Many of these unfortunate souls quickly left clinical medicine, and branched off into research, academics, or administration. Most of them did quite well for themselves, because they really are very smart. But they never really got over their frustration and anger over their unjust failures on the clinical wards, a place where their obvious inferiors lorded it over them. They have now spent years engaging in cognitive dissonance, convincing themselves that their apparent failure was an illusion, merely a sign of having been subjected to the anti-intellectual, shoot-from-the-hip, do-it-quickly-and-make-more-money environment that is American healthcare. After all, how could they be sub-optimal physicians when they are clearly far more intelligent and knowledgeable than the supposed “stars?” If the healthcare system had been arranged differently, in such a way as to make the cowboys behave the right way, they would have proven themselves to be the best clinicians in the land. It is a bitter, bitter pill.
These are the guys, DrRich thinks, who are chomping at the bit for the opportunity to sit on the GOD panels. They would dearly love the chance to utilize their superior intellectual firepower, to distill the clinical research data, to digest it painstakingly and thoroughly (not haphazardly and on the fly like those others), to put down on paper the RIGHT way of practicing clinical medicine - and to have the authority to do it in such a way (backed up by the full force of the Central Authority) that those lesser doctors will HAVE to do it their way, at long last.

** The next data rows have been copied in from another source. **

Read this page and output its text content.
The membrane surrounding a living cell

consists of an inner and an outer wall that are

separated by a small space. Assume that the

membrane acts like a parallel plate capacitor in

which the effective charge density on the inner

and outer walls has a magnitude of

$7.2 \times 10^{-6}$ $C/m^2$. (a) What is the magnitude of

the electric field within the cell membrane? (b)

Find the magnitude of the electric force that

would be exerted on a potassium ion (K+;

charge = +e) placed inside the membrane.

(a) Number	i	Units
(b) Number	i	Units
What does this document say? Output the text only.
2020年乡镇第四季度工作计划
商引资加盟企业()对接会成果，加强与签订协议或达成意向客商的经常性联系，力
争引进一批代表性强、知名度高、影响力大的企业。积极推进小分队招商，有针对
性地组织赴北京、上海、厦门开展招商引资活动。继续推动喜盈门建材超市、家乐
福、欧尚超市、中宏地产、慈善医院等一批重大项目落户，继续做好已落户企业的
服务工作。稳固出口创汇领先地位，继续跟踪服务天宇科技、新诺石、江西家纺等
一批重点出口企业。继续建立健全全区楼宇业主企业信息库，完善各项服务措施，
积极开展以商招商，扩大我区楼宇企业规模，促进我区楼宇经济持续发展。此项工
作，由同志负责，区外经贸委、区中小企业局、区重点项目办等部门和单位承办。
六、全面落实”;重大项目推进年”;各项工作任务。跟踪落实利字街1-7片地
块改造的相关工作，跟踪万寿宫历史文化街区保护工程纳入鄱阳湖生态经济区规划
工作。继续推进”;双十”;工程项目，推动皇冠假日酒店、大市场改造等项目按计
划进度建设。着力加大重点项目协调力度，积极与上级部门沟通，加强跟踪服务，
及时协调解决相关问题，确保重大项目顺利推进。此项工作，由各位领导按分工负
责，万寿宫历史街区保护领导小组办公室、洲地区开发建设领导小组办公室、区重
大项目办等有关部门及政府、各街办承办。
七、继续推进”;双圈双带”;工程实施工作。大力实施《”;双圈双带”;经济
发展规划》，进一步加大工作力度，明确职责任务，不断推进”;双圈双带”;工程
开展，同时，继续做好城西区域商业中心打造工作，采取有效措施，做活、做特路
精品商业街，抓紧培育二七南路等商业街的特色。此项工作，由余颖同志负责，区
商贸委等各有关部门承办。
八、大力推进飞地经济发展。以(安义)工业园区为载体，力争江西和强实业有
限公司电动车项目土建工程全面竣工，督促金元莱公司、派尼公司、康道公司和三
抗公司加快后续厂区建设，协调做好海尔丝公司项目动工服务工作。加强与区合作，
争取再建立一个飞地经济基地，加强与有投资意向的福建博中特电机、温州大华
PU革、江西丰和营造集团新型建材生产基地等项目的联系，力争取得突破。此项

The point of all this psychoanalytic guesswork is to suggest that the GOD panelists, even the GOD panelists who are physicians, will have no sympathy for the idea that the practice of medicine should be individualized to any degree whatsoever. The idea of individualizing medical care, rather than practicing by formula from a book, is what caused these people the most uncomfortable moments in their professional lives. Far from being sympathetic to the idea, they will probably be more hostile to it than the non-physicians on the GOD panels. When somebody on the panel suggests that, perhaps, we should give the doctor a little more leeway on this particular issue, these physicians will speak up and say, “Listen. I’ve been there and you haven’t. These doctors don’t need any more rope, unless it’s to bind them even tighter.” They were themselves shown no quarter, in the tough arena of clinical medicine where outcomes (and not process or book knowledge) is the only mark of success, and they will offer none in their turn.
DrRich cannot prove any of this, of course. He is just theorizing, based on his own personal observations and prejudices, having observed many of these whiz-kids in his 25 years of teaching medical trainees, and watching where they wound up. He could, of course, be wrong.
In any case, for allowing him to carry on in this manner DrRich owes one more expression of gratitude to his Progressive friends, whose doctrine of Diversity supplies the necessary substrate, and the ethical “cover,” for mercilessly stereotyping selected groups of what otherwise might turn out to be individuals.